Gene mapping is the process of identifying and characterizing genes that are responsible for various physiological, biochemical or developmental functions or traits and to identify the sequence of nucleotide bases within a particular genome region.
Methods
There are two types of gene mapping; functional gene mapping and non-functional or linkage mapping. Gene mapping involves determining where a specific gene resides within a given genome, while gene mapping involves determining the locations of specific genes in relation to other genes/DNA sequences/molecules.
Difference Between Gene Mapping and Genetic Mapping
The term genemapping has commonly been used interchangeably with genomics (Germain, 2005). The field of genomics studies genomes. Genomic studies have focused on understanding genetics, i.e., how genes interact and what influences their interaction.
“Genome” refers generally to all the DNA in the body and not just the cells. Thus, one can also say that “genome” means “all” DNA. However, there is no direct relationship between the DNA sequences, which constitute an organism’s genome, and its functionality because each individual cell performs specific functions.
Therefore, it is important to understand what function each genome represents. Such knowledge would allow one to understand why some human beings have certain diseases and why certain animals develop certain diseases. Also, such information is useful for creating vaccines and developing drugs.

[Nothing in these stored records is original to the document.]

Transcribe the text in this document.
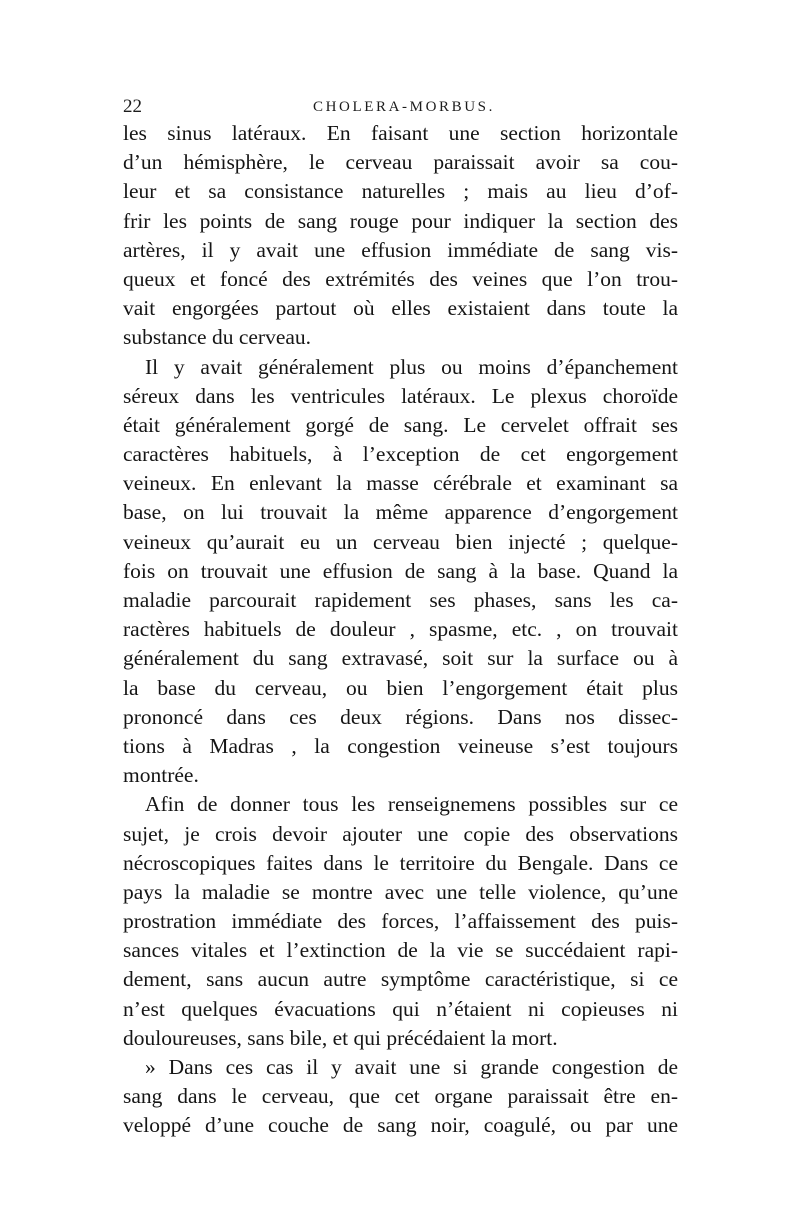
22	CHOLERA-MORBUS.
les sinus latéraux. En faisant une section horizontale
d’un hémisphère, le cerveau paraissait avoir sa cou-
leur et sa consistance naturelles ; mais au lieu d’of-
frir les points de sang rouge pour indiquer la section des
artères, il y avait une effusion immédiate de sang vis-
queux et foncé des extrémités des veines que l’on trou-
vait engorgées partout où elles existaient dans toute la
substance du cerveau.
Il y avait généralement plus ou moins d’épanchement
séreux dans les ventricules latéraux. Le plexus choroïde
était généralement gorgé de sang. Le cervelet offrait ses
caractères habituels, à l’exception de cet engorgement
veineux. En enlevant la masse cérébrale et examinant sa
base, on lui trouvait la même apparence d’engorgement
veineux qu’aurait eu un cerveau bien injecté ; quelque-
fois on trouvait une effusion de sang à la base. Quand la
maladie parcourait rapidement ses phases, sans les ca-
ractères habituels de douleur , spasme, etc. , on trouvait
généralement du sang extravasé, soit sur la surface ou à
la base du cerveau, ou bien l’engorgement était plus
prononcé dans ces deux régions. Dans nos dissec-
tions à Madras , la congestion veineuse s’est toujours
montrée.
Afin de donner tous les renseignemens possibles sur ce
sujet, je crois devoir ajouter une copie des observations
nécroscopiques faites dans le territoire du Bengale. Dans ce
pays la maladie se montre avec une telle violence, qu’une
prostration immédiate des forces, l’affaissement des puis-
sances vitales et l’extinction de la vie se succédaient rapi-
dement, sans aucun autre symptôme caractéristique, si ce
n’est quelques évacuations qui n’étaient ni copieuses ni
douloureuses, sans bile, et qui précédaient la mort.
» Dans ces cas il y avait une si grande congestion de
sang dans le cerveau, que cet organe paraissait être en-
veloppé d’une couche de sang noir, coagulé, ou par une
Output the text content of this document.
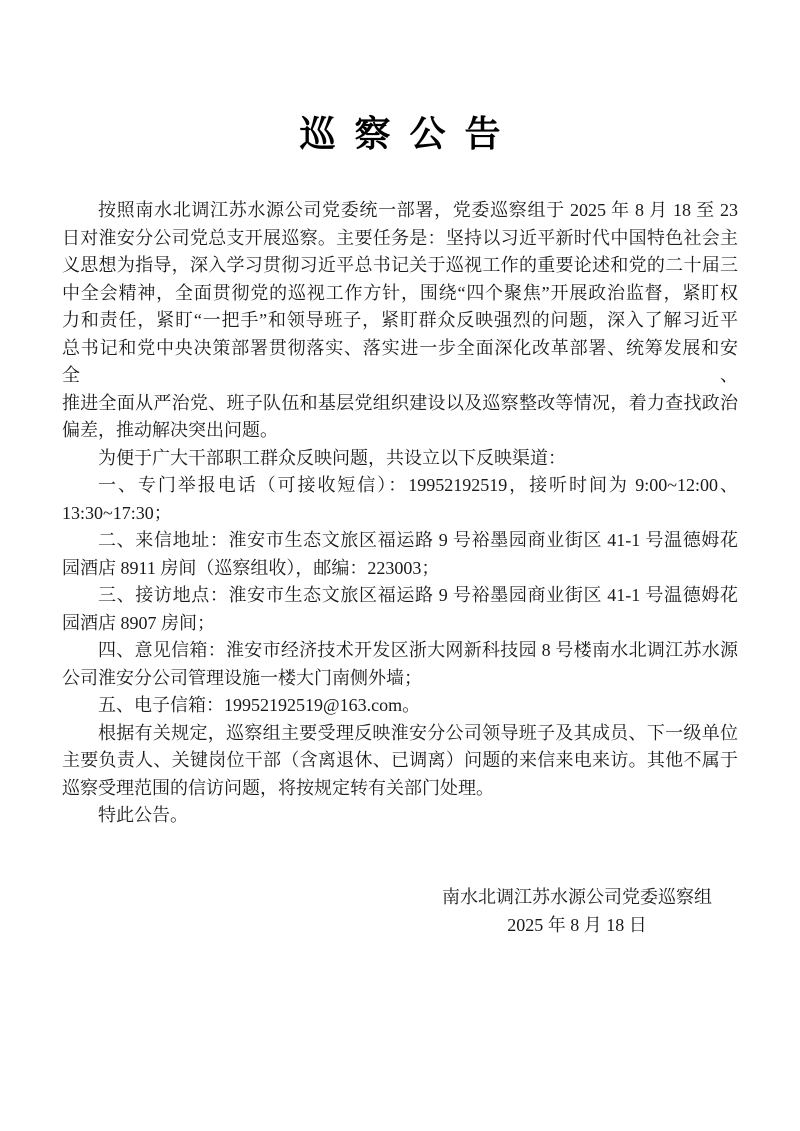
巡察公告
按照南水北调江苏水源公司党委统一部署，党委巡察组于 2025 年 8 月 18 至 23
日对淮安分公司党总支开展巡察。主要任务是：坚持以习近平新时代中国特色社会主
义思想为指导，深入学习贯彻习近平总书记关于巡视工作的重要论述和党的二十届三
中全会精神，全面贯彻党的巡视工作方针，围绕“四个聚焦”开展政治监督，紧盯权
力和责任，紧盯“一把手”和领导班子，紧盯群众反映强烈的问题，深入了解习近平
总书记和党中央决策部署贯彻落实、落实进一步全面深化改革部署、统筹发展和安全、
推进全面从严治党、班子队伍和基层党组织建设以及巡察整改等情况，着力查找政治
偏差，推动解决突出问题。
为便于广大干部职工群众反映问题，共设立以下反映渠道：
一、专门举报电话（可接收短信）：19952192519，接听时间为 9:00~12:00、
13:30~17:30；
二、来信地址：淮安市生态文旅区福运路 9 号裕墨园商业街区 41-1 号温德姆花
园酒店 8911 房间（巡察组收），邮编：223003；
三、接访地点：淮安市生态文旅区福运路 9 号裕墨园商业街区 41-1 号温德姆花
园酒店 8907 房间；
四、意见信箱：淮安市经济技术开发区浙大网新科技园 8 号楼南水北调江苏水源
公司淮安分公司管理设施一楼大门南侧外墙；
五、电子信箱：19952192519@163.com。
根据有关规定，巡察组主要受理反映淮安分公司领导班子及其成员、下一级单位
主要负责人、关键岗位干部（含离退休、已调离）问题的来信来电来访。其他不属于
巡察受理范围的信访问题，将按规定转有关部门处理。
特此公告。
南水北调江苏水源公司党委巡察组
2025 年 8 月 18 日
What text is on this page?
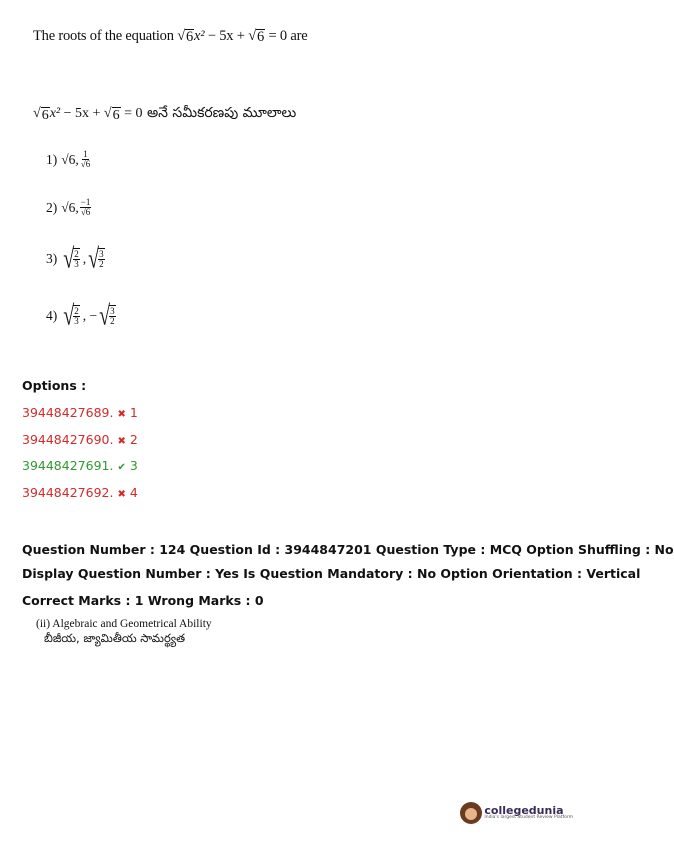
The roots of the equation √ 6 x² − 5x + √ 6 = 0 are
√ 6 x² − 5x + √ 6 = 0 అనే సమీకరణపు మూలాలు
1) √6, $\frac{1}{√6}$
2) √6, $\frac{-1}{√6}$
3) √ $\frac{2}{3}$ , √ $\frac{3}{2}$
4) √ $\frac{2}{3}$ , − √ $\frac{3}{2}$
Options :
39448427689. ✖ 1
39448427690. ✖ 2
39448427691. ✔ 3
39448427692. ✖ 4
Question Number : 124 Question Id : 3944847201 Question Type : MCQ Option Shuffling : No
Display Question Number : Yes Is Question Mandatory : No Option Orientation : Vertical
Correct Marks : 1 Wrong Marks : 0
(ii) Algebraic and Geometrical Ability
బీజీయ, జ్యామితీయ సామర్థ్యత
collegedunia
India's largest Student Review Platform
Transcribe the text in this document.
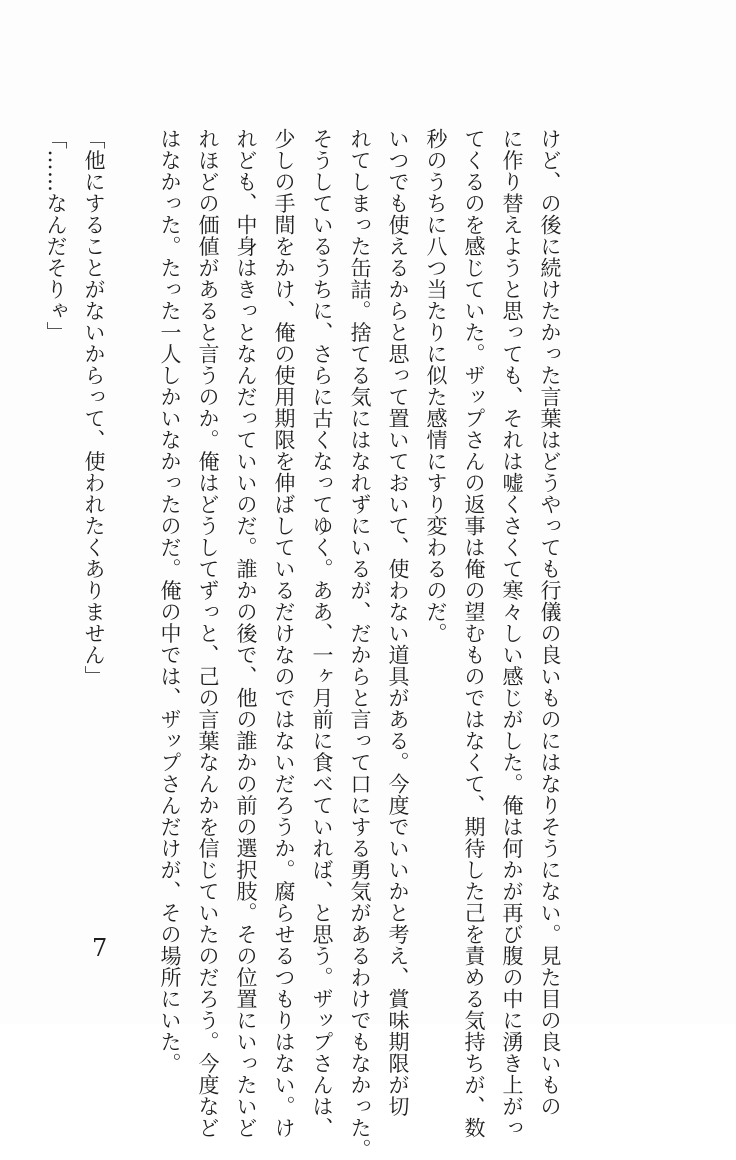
けど、の後に続けたかった言葉はどうやっても行儀の良いものにはなりそうにない。見た目の良いもの
に作り替えようと思っても、それは嘘くさくて寒々しい感じがした。俺は何かが再び腹の中に湧き上がっ
てくるのを感じていた。ザップさんの返事は俺の望むものではなくて、期待した己を責める気持ちが、数
秒のうちに八つ当たりに似た感情にすり変わるのだ。
いつでも使えるからと思って置いておいて、使わない道具がある。今度でいいかと考え、賞味期限が切
れてしまった缶詰。捨てる気にはなれずにいるが、だからと言って口にする勇気があるわけでもなかった。
そうしているうちに、さらに古くなってゆく。ああ、一ヶ月前に食べていれば、と思う。ザップさんは、
少しの手間をかけ、俺の使用期限を伸ばしているだけなのではないだろうか。腐らせるつもりはない。け
れども、中身はきっとなんだっていいのだ。誰かの後で、他の誰かの前の選択肢。その位置にいったいど
れほどの価値があると言うのか。俺はどうしてずっと、己の言葉なんかを信じていたのだろう。今度など
はなかった。たった一人しかいなかったのだ。俺の中では、ザップさんだけが、その場所にいた。
「他にすることがないからって、使われたくありません」
「……なんだそりゃ」
7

Genetic information is organized into chromosomes; they carry out the main functions of sex determination and reproduction. In males, the male sex chromosomes determine their sexual identity. All female animals have X and Y (or XXY) chromosomes. Male animals have only XY sex chromosomes. Both of these terms refer to the type of body part but cannot be used to describe different body parts. For example, we cannot use terms such as testicles and ovaries to describe the body parts. So when scientists want to study a disease such as cancer or diabetes, they do not usually use terms like testicles and ovaries. Instead, they focus on a chromosome and its corresponding protein. By studying these proteins, the researchers may know how it interferes with the operation of various organ systems within our bodies.
Gene
A “gene” is referred to as any genetic molecule that contains a specific sequence of nucleotides (amino acids). A “gene” in humans and many animals has two codons separated by three-and-a-half letters. Nucleotide sequences can also include adenine, cytosine, glutamine, thymine, valine, arginine or lysine.
“Gene” is defined as a set of instructions, or structural units that control the way other molecules behave.
A single gene encoding a whole class of chemical reactions (called enzymes) that make up a biological unit called a cellular organelle is called a coding gene. An enzyme is a substance made by living cells that carries out a specific reaction, while a coded molecule is a unit of instruction about how to carry out the reaction. Coding factors are present in nearly every living cell, organ cell, including bacteria and plants. These are known as regulatory elements or transcription factors. This property allows for the expression and regulation of specific gene expression patterns. Most types of genes encode products that are physically inactive such as enzymes and hormones.
Others encode products that are active (i.e., those that perform energy production, storage of nutrients, etc.). Many genes are transcribed from the same segment of a messenger RNA (mRNA).
For instance, the long-chain fatty acids that compose most steroid 0to produce enhanced characteristics such as athletic ability.
Benefits of Gene Mapping
A major advantage of computerized gene mapping is that it enables researchers to manipulate samples of DNA for further analysis. Several tools have been developed over decades to assist in the manipulation of DNA, including Restriction Fragment Length Polymorphisms (RFLPs) and Restriction Digestions fragment length polymorphisms (RDs). RFLPs were discovered in 1980. They are short segments of deoxyribonucleic acid (DNA) that are digested by restriction enzymes. RDs are longer fragments of deoxyribonucleic acid that contain variable lengths of identical, complementary DNA sequences.
More recently, advances in machine learning have resulted in algorithms that use artificial intelligence to classify the types of DNAs that are present in the genome.
Two important discoveries that have contributed towards making gene mapping simpler are Next Generation Sequencing (NGS), and Single-Nucleotide Polymorphisms or SNPs. These terms refers to errors in the nucleotide sequence.